Une réglementation stricte
Ceux qui désirent acheter un premier logement dans un quartier recherché à Montréal n’ont qu’une option, la copropriété, déplore Rob Miners, cofondateur du Studio MMA Architecture & Design.
«Ce n’est pas nécessairement ce qu’ils recherchent», dit-il. À Toronto, où les règlements sont plus souples, les constructions donnant sur des ruelles fournissent des occasions très intéressantes pour créer plus de logements pour des gens qui veulent rester en ville.»
Si la réglementation le permettait, un groupe d’amis pourrait acheter un triplex, sachant qu’il pourrait construire un duplex détaché à l’arrière, fait remarquer l’architecte, qui a le développement durable à coeur. «Ce peut être très agréable, en plus d’être très écologique, puisque les infrastructures existantes sont utilisées.»
Les contraintes imposées par les arrondissements et les municipalités sont toutefois nombreuses, limitant la construction d’annexes à l’intérieur des habitations et en arrière-cour.
Même l’aménagement d’un logement locatif dans un sous-sol pourtant bien éclairé d’un duplex peut poser problème. Un projet soumis il y a quelque temps, qui répondait en tous points aux exigences, s’est buté à un non catégorique, cite en exemple M. Miners. Au grand regret du propriétaire.
Les annexes permises à Ottawa
Ottawa a mis en place un cadre réglementaire innovant pour permettre la construction d’annexes résidentielles détachées et favoriser la densification discrète de quartiers où se trouvent principalement des bungalows, a expliqué Alain Miguelez, du service d’urbanisme de la municipalité, lors du Premier forum québécois sur l’avenir des unités d’habitation accessoires (UHA).
Le tout s’inscrit dans une réflexion pour freiner l’étalement urbain, accroître l’offre de logement abordable et augmenter la population afin de nourrir le futur réseau de train léger, qui devrait entrer en service en novembre.
Les annexes résidentielles ne doivent pas changer le caractère des quartiers.
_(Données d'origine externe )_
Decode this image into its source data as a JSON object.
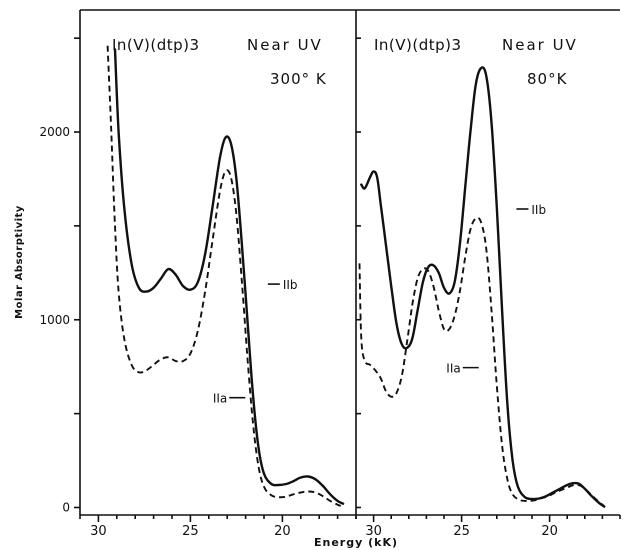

Plus petites que l’habitation principale, elles doivent s’intégrer dans leur environnement.
Consultez Le guide du propriétaire pour l’aménagement d’une annexe résidentielle à Ottawa: https://documents.ottawa.ca/sites/documents.ottawa.ca/files/how_to_coach_fr.pdf
Ailleurs
Vancouver
Dans le quartier Mount Pleasant, à Vancouver, Studios Smallworks a réalisé cette maison de ruelle de 950 pi2. Comportant trois chambres et deux salles de bains, elle a un revêtement extérieur qui s’harmonise avec celui de la maison principale.
Edmonton
Un peu partout dans Edmonton, les maisons construites en arrière-cour portent le joli nom de garden suites. Ces pavillons de jardin, à la structure permanente, mesurent de 400 à 800 pi2.
Portland (Oregon)
Les unités d’habitation accessoires (traduction d’accessory dwelling units) se multiplient dans la plus grande ville de l’Oregon, empruntant diverses formes. Un garage, à l’arrière de la propriété, a par exemple été transformé pour être habité à longueur d’année.